Episode #479: From Bitcoin to Birdsong: Building Trust in a World of Fakes
Crazy Wisdom
Innovative Approaches to Biodiversity Conservation
This chapter explores cutting-edge conservation initiatives focused on biodiversity, particularly through the analysis of birdsong and bat sounds. By utilizing advanced technology and machine learning, the project aims to create a secure monitoring network for wildlife preservation.
In this episode of Crazy Wisdom, Stewart Alsop talks with Cathal, founder of Poliebotics and creator of the “truth beam” system, about proof of liveness technology, blockchain-based verification, projector-camera feedback loops, physics-based cryptography, and how these tools could counter deepfakes and secure biodiversity data. They explore applications ranging from conservation monitoring on Cathal’s island in Ireland to robot-assisted farming, as well as the intersection of nature, humanity, and AI. Cathal also shares thoughts on open-source tools like Jitsi and Element, and the cultural shifts emerging from AI-driven creativity. Find more about his work and Poliebotics in Github and Twitter.
Check out this GPT we trained on the conversation
Timestamps
00:00 Stewart Alsop introduces Cathal, starting with proof of liveness vs proof of aliveness and deepfake challenges.
05:00 Cathal explains projector-camera feedback loops, Perlin noise, cryptographic hashing, blockchain timestamps via Rootstock.
10:00 Discussion on using multiple blockchains for timestamps, physics-based timing, and recording verification.
15:00 Early Bitcoin days, cypherpunk culture, deterministic vs probabilistic systems.
20:00 Projector emissions, autoencoders, six-channel matrix data type, training discriminators.
25:00 Decentralized verification, truth beams, building trust networks without blockchain.
30:00 Optical interlinks, testing computational nature of reality, simulation ideas.
35:00 Dystopia vs optimism, AI offense in cybersecurity, reputation networks.
40:00 Reality transform, projecting AI into reality, creative agents, philosophical implications.
45:00 Conservation applications, biodiversity monitoring, insect assays, cryptographically secured data.
50:00 Optical cryptography, analog feedback loops, quantum resistance.
55:00 Open source tools, Jitsi, Element, cultural speciation, robot-assisted farming, nature-human-AI coexistence.
Key Insights
- Cathal’s “proof of liveness” aims to authenticate real-time video by projecting cryptographically generated patterns onto a subject and capturing them with synchronized cameras, making it extremely difficult for deepfakes or pre-recorded footage to pass as live content.
- The system uses blockchain timestamps—currently via Rootstock, a Bitcoin sidechain running the Ethereum Virtual Machine—to anchor these projections in a decentralized, physics-based timeline, ensuring verification doesn’t depend on trusting a single authority.

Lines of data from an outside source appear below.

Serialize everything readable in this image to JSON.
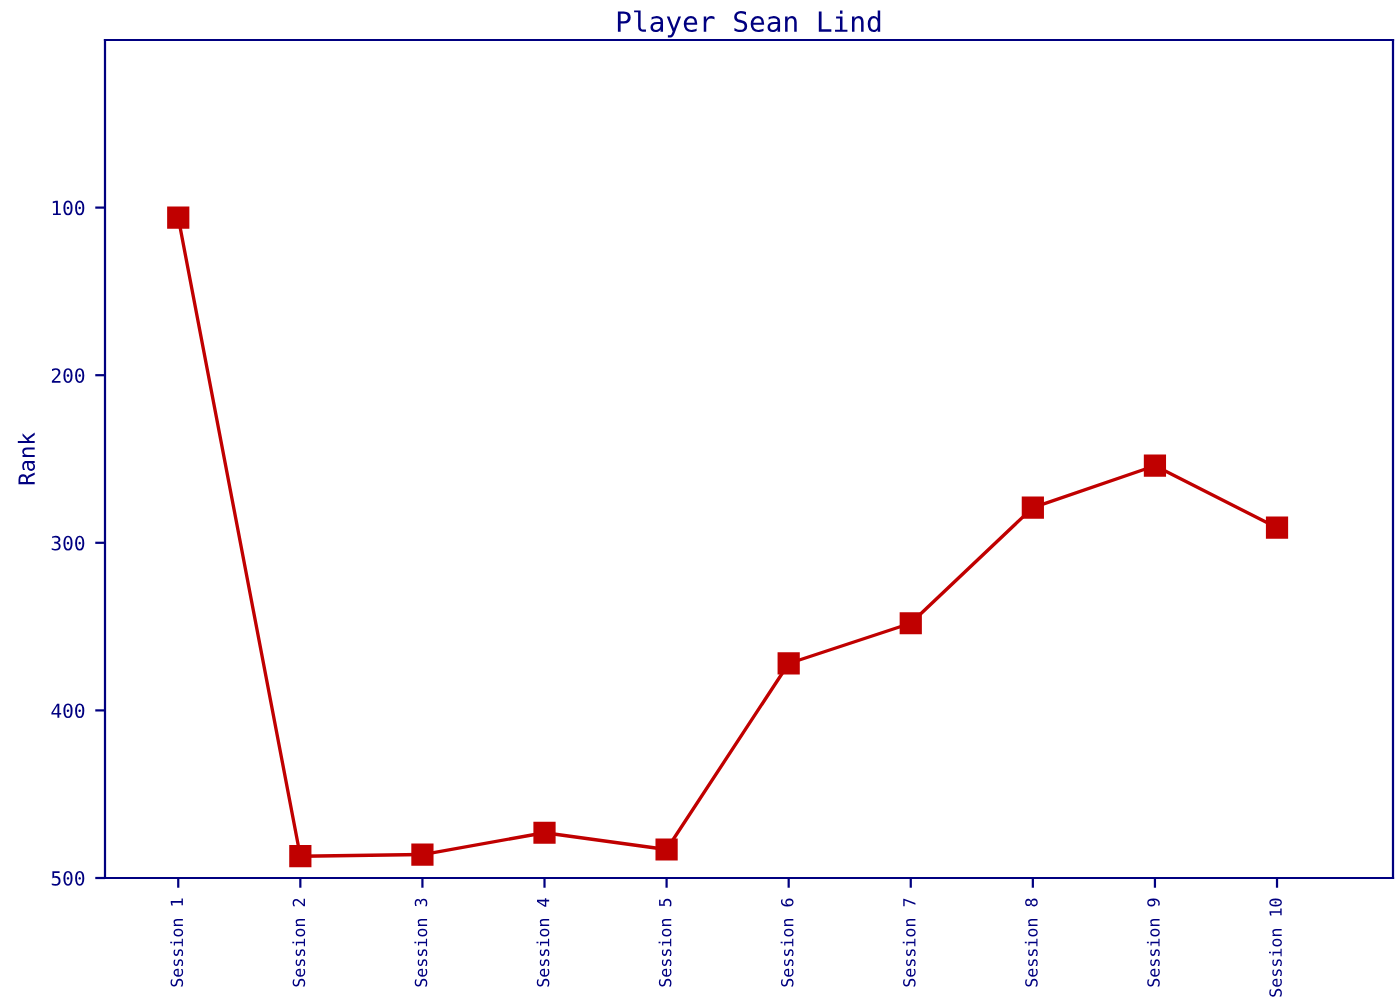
{
  "chart_data": {
    "type": "line",
    "title": "Player Sean Lind",
    "ylabel": "Rank",
    "categories": [
      "Session 1",
      "Session 2",
      "Session 3",
      "Session 4",
      "Session 5",
      "Session 6",
      "Session 7",
      "Session 8",
      "Session 9",
      "Session 10"
    ],
    "series": [
      {
        "color": "#c00000",
        "values": [
          106,
          487,
          486,
          473,
          483,
          372,
          348,
          279,
          254,
          291
        ]
      }
    ],
    "ylim": [
      500,
      0
    ],
    "yticks": [
      100,
      200,
      300,
      400,
      500
    ],
    "grid": false,
    "legend": false,
    "marker": "square",
    "line_style": "solid"
  }
}
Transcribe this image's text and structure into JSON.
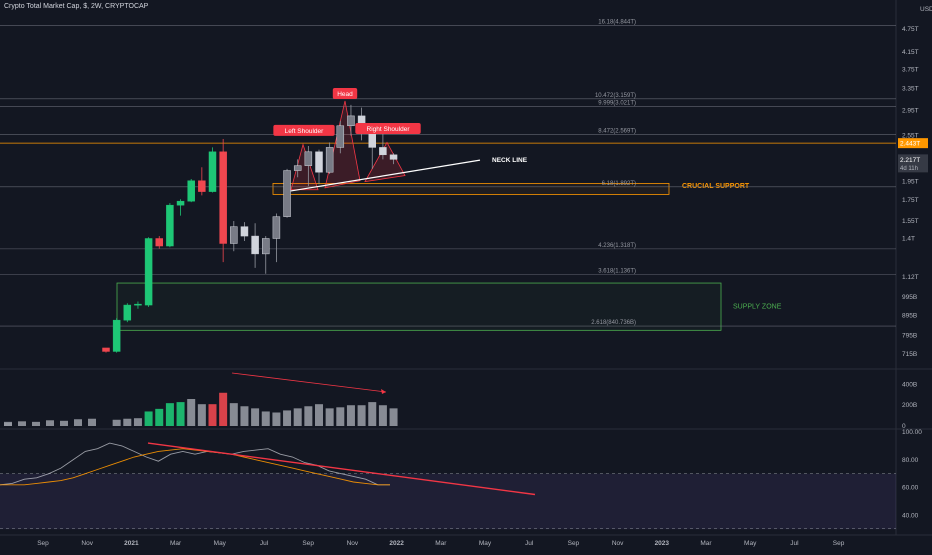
{
  "header": {
    "title": "Crypto Total Market Cap, $, 2W, CRYPTOCAP"
  },
  "colors": {
    "background": "#131722",
    "up": "#26a69a",
    "down": "#ef5350",
    "green_candle": "#1ec776",
    "red_candle": "#f0474f",
    "fib_line": "#787b86",
    "orange": "#ff9800",
    "supply_zone": "#4caf50",
    "neckline": "#ffffff",
    "trendline": "#f23645"
  },
  "chart_data": [
    {
      "type": "candlestick",
      "title": "Crypto Total Market Cap, $, 2W, CRYPTOCAP",
      "unit": "USD",
      "y_scale": "log",
      "ylim": [
        0.67,
        5.3
      ],
      "y_ticks": [
        {
          "v": 4.75,
          "label": "4.75T"
        },
        {
          "v": 4.15,
          "label": "4.15T"
        },
        {
          "v": 3.75,
          "label": "3.75T"
        },
        {
          "v": 3.35,
          "label": "3.35T"
        },
        {
          "v": 2.95,
          "label": "2.95T"
        },
        {
          "v": 2.55,
          "label": "2.55T"
        },
        {
          "v": 1.95,
          "label": "1.95T"
        },
        {
          "v": 1.75,
          "label": "1.75T"
        },
        {
          "v": 1.55,
          "label": "1.55T"
        },
        {
          "v": 1.4,
          "label": "1.4T"
        },
        {
          "v": 1.12,
          "label": "1.12T"
        },
        {
          "v": 0.995,
          "label": "995B"
        },
        {
          "v": 0.895,
          "label": "895B"
        },
        {
          "v": 0.795,
          "label": "795B"
        },
        {
          "v": 0.715,
          "label": "715B"
        }
      ],
      "x_ticks": [
        "Sep",
        "Nov",
        "2021",
        "Mar",
        "May",
        "Jul",
        "Sep",
        "Nov",
        "2022",
        "Mar",
        "May",
        "Jul",
        "Sep",
        "Nov",
        "2023",
        "Mar",
        "May",
        "Jul",
        "Sep"
      ],
      "price_badges": [
        {
          "value": 2.44,
          "label": "2.443T"
        },
        {
          "value": 2.22,
          "label": "2.217T",
          "sublabel": "4d 11h"
        }
      ],
      "candles": [
        {
          "o": 0.74,
          "h": 0.74,
          "l": 0.72,
          "c": 0.725
        },
        {
          "o": 0.725,
          "h": 0.88,
          "l": 0.72,
          "c": 0.87
        },
        {
          "o": 0.87,
          "h": 0.96,
          "l": 0.86,
          "c": 0.95
        },
        {
          "o": 0.95,
          "h": 0.97,
          "l": 0.93,
          "c": 0.955
        },
        {
          "o": 0.95,
          "h": 1.41,
          "l": 0.94,
          "c": 1.4
        },
        {
          "o": 1.4,
          "h": 1.42,
          "l": 1.32,
          "c": 1.34
        },
        {
          "o": 1.34,
          "h": 1.72,
          "l": 1.33,
          "c": 1.7
        },
        {
          "o": 1.7,
          "h": 1.76,
          "l": 1.6,
          "c": 1.74
        },
        {
          "o": 1.74,
          "h": 1.98,
          "l": 1.73,
          "c": 1.96
        },
        {
          "o": 1.96,
          "h": 2.12,
          "l": 1.8,
          "c": 1.84
        },
        {
          "o": 1.84,
          "h": 2.38,
          "l": 1.83,
          "c": 2.32
        },
        {
          "o": 2.32,
          "h": 2.5,
          "l": 1.22,
          "c": 1.36
        },
        {
          "o": 1.36,
          "h": 1.55,
          "l": 1.3,
          "c": 1.5
        },
        {
          "o": 1.5,
          "h": 1.54,
          "l": 1.38,
          "c": 1.42
        },
        {
          "o": 1.42,
          "h": 1.53,
          "l": 1.18,
          "c": 1.28
        },
        {
          "o": 1.28,
          "h": 1.42,
          "l": 1.14,
          "c": 1.4
        },
        {
          "o": 1.4,
          "h": 1.62,
          "l": 1.22,
          "c": 1.59
        },
        {
          "o": 1.59,
          "h": 2.1,
          "l": 1.58,
          "c": 2.08
        },
        {
          "o": 2.08,
          "h": 2.22,
          "l": 2.0,
          "c": 2.14
        },
        {
          "o": 2.14,
          "h": 2.4,
          "l": 1.9,
          "c": 2.32
        },
        {
          "o": 2.32,
          "h": 2.35,
          "l": 1.92,
          "c": 2.06
        },
        {
          "o": 2.06,
          "h": 2.45,
          "l": 2.04,
          "c": 2.38
        },
        {
          "o": 2.38,
          "h": 2.78,
          "l": 2.3,
          "c": 2.7
        },
        {
          "o": 2.7,
          "h": 3.05,
          "l": 2.55,
          "c": 2.86
        },
        {
          "o": 2.86,
          "h": 3.0,
          "l": 2.48,
          "c": 2.6
        },
        {
          "o": 2.6,
          "h": 2.66,
          "l": 2.1,
          "c": 2.38
        },
        {
          "o": 2.38,
          "h": 2.58,
          "l": 2.22,
          "c": 2.28
        },
        {
          "o": 2.28,
          "h": 2.3,
          "l": 2.16,
          "c": 2.22
        }
      ],
      "fib_levels": [
        {
          "value": 4.844,
          "label": "16.18(4.844T)"
        },
        {
          "value": 3.159,
          "label": "10.472(3.159T)"
        },
        {
          "value": 3.021,
          "label": "9.999(3.021T)"
        },
        {
          "value": 2.569,
          "label": "8.472(2.569T)"
        },
        {
          "value": 1.892,
          "label": "6.18(1.892T)"
        },
        {
          "value": 1.318,
          "label": "4.236(1.318T)"
        },
        {
          "value": 1.136,
          "label": "3.618(1.136T)"
        },
        {
          "value": 0.8407,
          "label": "2.618(840.736B)"
        }
      ],
      "annotations": [
        {
          "text": "Head",
          "kind": "badge"
        },
        {
          "text": "Left Shoulder",
          "kind": "badge"
        },
        {
          "text": "Right Shoulder",
          "kind": "badge"
        },
        {
          "text": "NECK LINE",
          "kind": "label"
        },
        {
          "text": "CRUCIAL SUPPORT",
          "kind": "label"
        },
        {
          "text": "SUPPLY ZONE",
          "kind": "label"
        }
      ]
    },
    {
      "type": "bar",
      "unit": "Volume",
      "ylim": [
        0,
        520
      ],
      "y_ticks": [
        {
          "v": 400,
          "label": "400B"
        },
        {
          "v": 200,
          "label": "200B"
        },
        {
          "v": 0,
          "label": "0"
        }
      ],
      "values": [
        40,
        60,
        70,
        75,
        140,
        165,
        220,
        230,
        260,
        210,
        210,
        320,
        220,
        190,
        170,
        140,
        130,
        150,
        170,
        190,
        210,
        170,
        180,
        200,
        200,
        230,
        200,
        170
      ],
      "colors": [
        "gray",
        "gray",
        "gray",
        "gray",
        "green",
        "green",
        "green",
        "green",
        "gray",
        "gray",
        "red",
        "red",
        "gray",
        "gray",
        "gray",
        "gray",
        "gray",
        "gray",
        "gray",
        "gray",
        "gray",
        "gray",
        "gray",
        "gray",
        "gray",
        "gray",
        "gray",
        "gray"
      ]
    },
    {
      "type": "line",
      "unit": "RSI",
      "ylim": [
        28,
        100
      ],
      "y_ticks": [
        {
          "v": 100,
          "label": "100.00"
        },
        {
          "v": 80,
          "label": "80.00"
        },
        {
          "v": 60,
          "label": "60.00"
        },
        {
          "v": 40,
          "label": "40.00"
        }
      ],
      "series": [
        {
          "values": [
            62,
            63,
            66,
            67,
            70,
            74,
            80,
            86,
            88,
            92,
            90,
            86,
            82,
            79,
            84,
            86,
            84,
            86,
            85,
            84,
            86,
            87,
            88,
            84,
            82,
            78,
            76,
            72,
            70,
            68,
            66,
            62,
            62
          ]
        },
        {
          "values": [
            62,
            62,
            62,
            63,
            64,
            65,
            67,
            70,
            73,
            76,
            79,
            82,
            84,
            86,
            87,
            88,
            87,
            86,
            85,
            84,
            82,
            80,
            78,
            76,
            74,
            72,
            70,
            68,
            66,
            64,
            63,
            62,
            62
          ]
        }
      ]
    }
  ]
}
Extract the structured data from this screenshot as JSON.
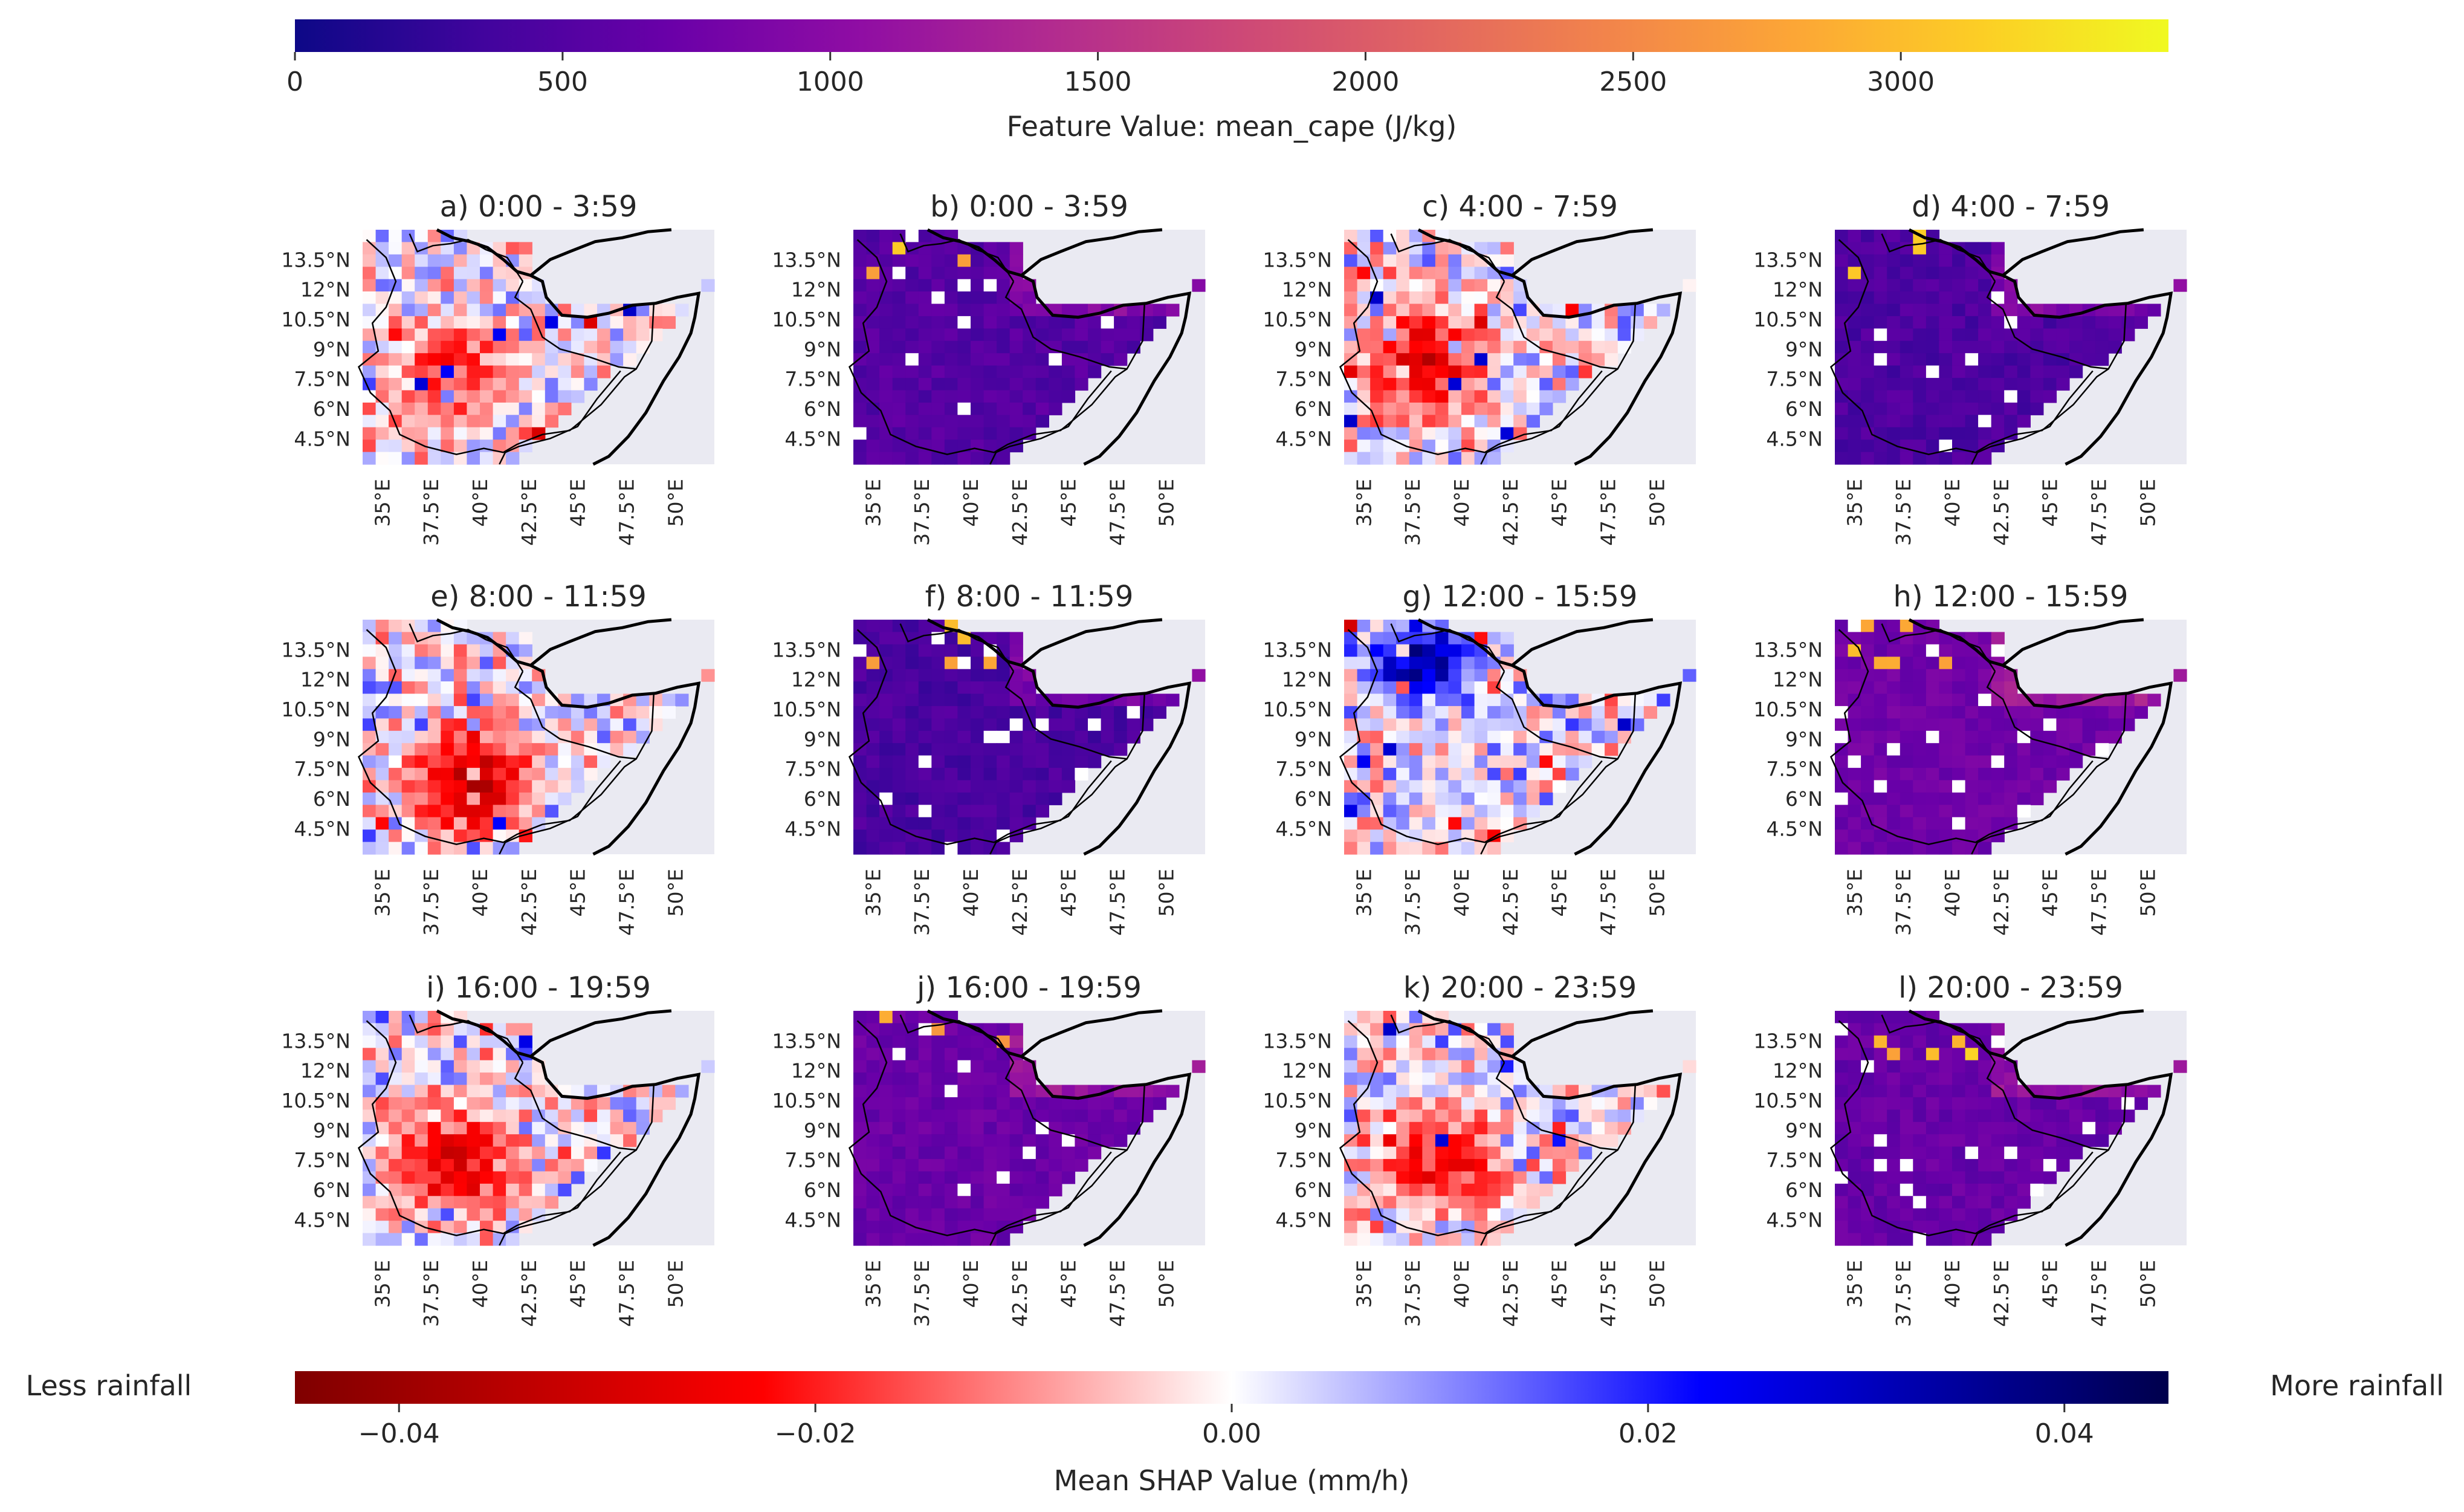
{
  "chart_data": {
    "type": "heatmap",
    "colorbars": {
      "top": {
        "label": "Feature Value: mean_cape (J/kg)",
        "colormap": "plasma",
        "range": [
          0,
          3500
        ],
        "ticks": [
          0,
          500,
          1000,
          1500,
          2000,
          2500,
          3000
        ],
        "tick_labels": [
          "0",
          "500",
          "1000",
          "1500",
          "2000",
          "2500",
          "3000"
        ],
        "stops": [
          "#0d0887",
          "#41049d",
          "#6a00a8",
          "#8f0da4",
          "#b12a90",
          "#cc4778",
          "#e16462",
          "#f2844b",
          "#fca636",
          "#fcce25",
          "#f0f921"
        ]
      },
      "bottom": {
        "label": "Mean SHAP Value (mm/h)",
        "colormap": "seismic_r",
        "range": [
          -0.045,
          0.045
        ],
        "ticks": [
          -0.04,
          -0.02,
          0.0,
          0.02,
          0.04
        ],
        "tick_labels": [
          "−0.04",
          "−0.02",
          "0.00",
          "0.02",
          "0.04"
        ],
        "stops": [
          "#7f0000",
          "#ff0000",
          "#ffffff",
          "#0000ff",
          "#00004c"
        ],
        "left_annotation": "Less rainfall",
        "right_annotation": "More rainfall"
      }
    },
    "axes": {
      "x_ticks": [
        "35°E",
        "37.5°E",
        "40°E",
        "42.5°E",
        "45°E",
        "47.5°E",
        "50°E"
      ],
      "x_values": [
        35,
        37.5,
        40,
        42.5,
        45,
        47.5,
        50
      ],
      "y_ticks": [
        "13.5°N",
        "12°N",
        "10.5°N",
        "9°N",
        "7.5°N",
        "6°N",
        "4.5°N"
      ],
      "y_values": [
        13.5,
        12,
        10.5,
        9,
        7.5,
        6,
        4.5
      ],
      "xlim": [
        34,
        52
      ],
      "ylim": [
        3.2,
        15
      ]
    },
    "panels": [
      {
        "title": "a) 0:00 - 3:59",
        "kind": "shap",
        "max_abs_shap": 0.02,
        "hotspot_lon": 38.8,
        "hotspot_lat": 7.8
      },
      {
        "title": "b) 0:00 - 3:59",
        "kind": "cape",
        "typical_cape": 520
      },
      {
        "title": "c) 4:00 - 7:59",
        "kind": "shap",
        "max_abs_shap": 0.03,
        "hotspot_lon": 38.2,
        "hotspot_lat": 8.3
      },
      {
        "title": "d) 4:00 - 7:59",
        "kind": "cape",
        "typical_cape": 460
      },
      {
        "title": "e) 8:00 - 11:59",
        "kind": "shap",
        "max_abs_shap": 0.035,
        "hotspot_lon": 39.5,
        "hotspot_lat": 7.0
      },
      {
        "title": "f) 8:00 - 11:59",
        "kind": "cape",
        "typical_cape": 430
      },
      {
        "title": "g) 12:00 - 15:59",
        "kind": "shap",
        "max_abs_shap": 0.04,
        "hotspot_lon": 38.0,
        "hotspot_lat": 12.8
      },
      {
        "title": "h) 12:00 - 15:59",
        "kind": "cape",
        "typical_cape": 760
      },
      {
        "title": "i) 16:00 - 19:59",
        "kind": "shap",
        "max_abs_shap": 0.03,
        "hotspot_lon": 38.8,
        "hotspot_lat": 7.2
      },
      {
        "title": "j) 16:00 - 19:59",
        "kind": "cape",
        "typical_cape": 700
      },
      {
        "title": "k) 20:00 - 23:59",
        "kind": "shap",
        "max_abs_shap": 0.025,
        "hotspot_lon": 39.0,
        "hotspot_lat": 7.5
      },
      {
        "title": "l) 20:00 - 23:59",
        "kind": "cape",
        "typical_cape": 680
      }
    ],
    "grid": false
  }
}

- A distinctive six-channel matrix data type, created by combining projector and camera outputs, is used to train neural network discriminators that determine whether a recording and projection genuinely match, allowing for scalable automated verification.
- Cathal envisions “truth beams” as portable, collaborative verification devices that could build decentralized trust networks and even operate without blockchains once enough verified connections exist.
- Beyond combating misinformation, the same projector-camera systems could serve conservation efforts—recording biodiversity data, securing it cryptographically, and supporting projects like insect population monitoring and bird song analysis on Cathal’s island in Ireland.
- Cathal is also exploring “reality transform” technology, which uses projection and AI to overlay generated imagery onto real-world objects or people in real time, raising possibilities for artistic expression, immersive experiences, and creative AI-human interaction.
- Open-source philosophy underpins his approach, favoring tools like Jitsi for secure video communication and advocating community-driven development to prevent centralized control over truth verification systems, while also exploring broader societal shifts like cultural speciation and cooperative AI-human-nature systems.